Yang kedua, tentang contoh soal menghitung lama perjalanan dari Denpasar ke Sydney memang sengaja saya buat ‘terbuka’, agar bisa menunjukkan korelasi antara penetapan asumsi dengan efek kesimpulannya. Bahwa asumsi yang berbeda akan menghasilkan kesimpulan yang berbeda. Dan asumsi tersebut bisa ditetapkan secara obyektif maupun subyektif. Itu saja. 

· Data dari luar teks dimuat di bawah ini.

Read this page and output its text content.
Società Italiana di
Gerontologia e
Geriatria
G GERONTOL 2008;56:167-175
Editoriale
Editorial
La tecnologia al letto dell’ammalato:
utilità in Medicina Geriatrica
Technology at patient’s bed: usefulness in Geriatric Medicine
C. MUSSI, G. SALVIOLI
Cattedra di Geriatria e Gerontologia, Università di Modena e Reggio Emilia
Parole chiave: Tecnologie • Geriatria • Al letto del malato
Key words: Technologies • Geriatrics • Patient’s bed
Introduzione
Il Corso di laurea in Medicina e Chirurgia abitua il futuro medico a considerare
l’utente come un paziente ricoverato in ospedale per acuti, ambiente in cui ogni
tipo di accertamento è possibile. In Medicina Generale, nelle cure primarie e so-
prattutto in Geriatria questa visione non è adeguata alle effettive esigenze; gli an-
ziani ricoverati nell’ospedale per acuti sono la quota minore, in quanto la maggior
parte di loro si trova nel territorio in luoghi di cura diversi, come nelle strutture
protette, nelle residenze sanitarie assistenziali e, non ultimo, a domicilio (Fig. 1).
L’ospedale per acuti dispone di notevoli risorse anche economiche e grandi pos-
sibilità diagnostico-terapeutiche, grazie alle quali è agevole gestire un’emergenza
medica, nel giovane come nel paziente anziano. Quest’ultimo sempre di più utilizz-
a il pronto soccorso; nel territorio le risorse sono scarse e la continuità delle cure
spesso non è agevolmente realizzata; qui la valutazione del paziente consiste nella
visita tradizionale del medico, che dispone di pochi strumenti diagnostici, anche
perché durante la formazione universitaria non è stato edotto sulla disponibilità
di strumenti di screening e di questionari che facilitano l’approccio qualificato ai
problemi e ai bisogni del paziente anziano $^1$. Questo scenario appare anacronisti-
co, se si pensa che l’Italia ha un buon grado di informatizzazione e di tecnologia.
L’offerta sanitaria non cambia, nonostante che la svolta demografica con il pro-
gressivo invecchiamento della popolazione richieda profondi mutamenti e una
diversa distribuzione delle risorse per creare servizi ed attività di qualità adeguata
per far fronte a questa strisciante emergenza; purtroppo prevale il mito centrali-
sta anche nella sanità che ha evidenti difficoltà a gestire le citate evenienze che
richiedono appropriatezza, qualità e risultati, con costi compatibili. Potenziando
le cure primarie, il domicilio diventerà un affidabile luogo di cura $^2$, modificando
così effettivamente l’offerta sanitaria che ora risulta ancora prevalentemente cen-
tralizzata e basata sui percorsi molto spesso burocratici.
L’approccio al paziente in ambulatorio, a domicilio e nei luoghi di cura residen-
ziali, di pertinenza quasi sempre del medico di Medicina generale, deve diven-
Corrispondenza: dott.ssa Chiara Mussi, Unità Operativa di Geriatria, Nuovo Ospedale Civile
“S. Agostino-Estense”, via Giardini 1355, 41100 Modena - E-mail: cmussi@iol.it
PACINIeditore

Yang ketiga, soal Einstein dan Hawking. Bukan cuma Einstein yang ilmuwan teoritis, Hawking pun adalah seorang matematikawan alias ilmuwan teoritis. Tetapi, tetap saja keduanya adalah SAINTIS  yang menerapkan kaidah-kaidah saintifik dalam setiap karyanya. Namun, bukan disitu masalah yang sedang saya bahas. Saya hanya ingin menunjukkan bahwa bagi seorang saintis - selevel Einstein maupun Hawking – pada PRAKTEKNYA tidak bisa menghindar dari subyektivitas asumsi yang berpengaruh pada obyektivitas kesimpulan. Itu saja. Namun, secara TEORITIS, saya kira kita sependapat bahwa Sains mesti dijaga obyektivitasnya.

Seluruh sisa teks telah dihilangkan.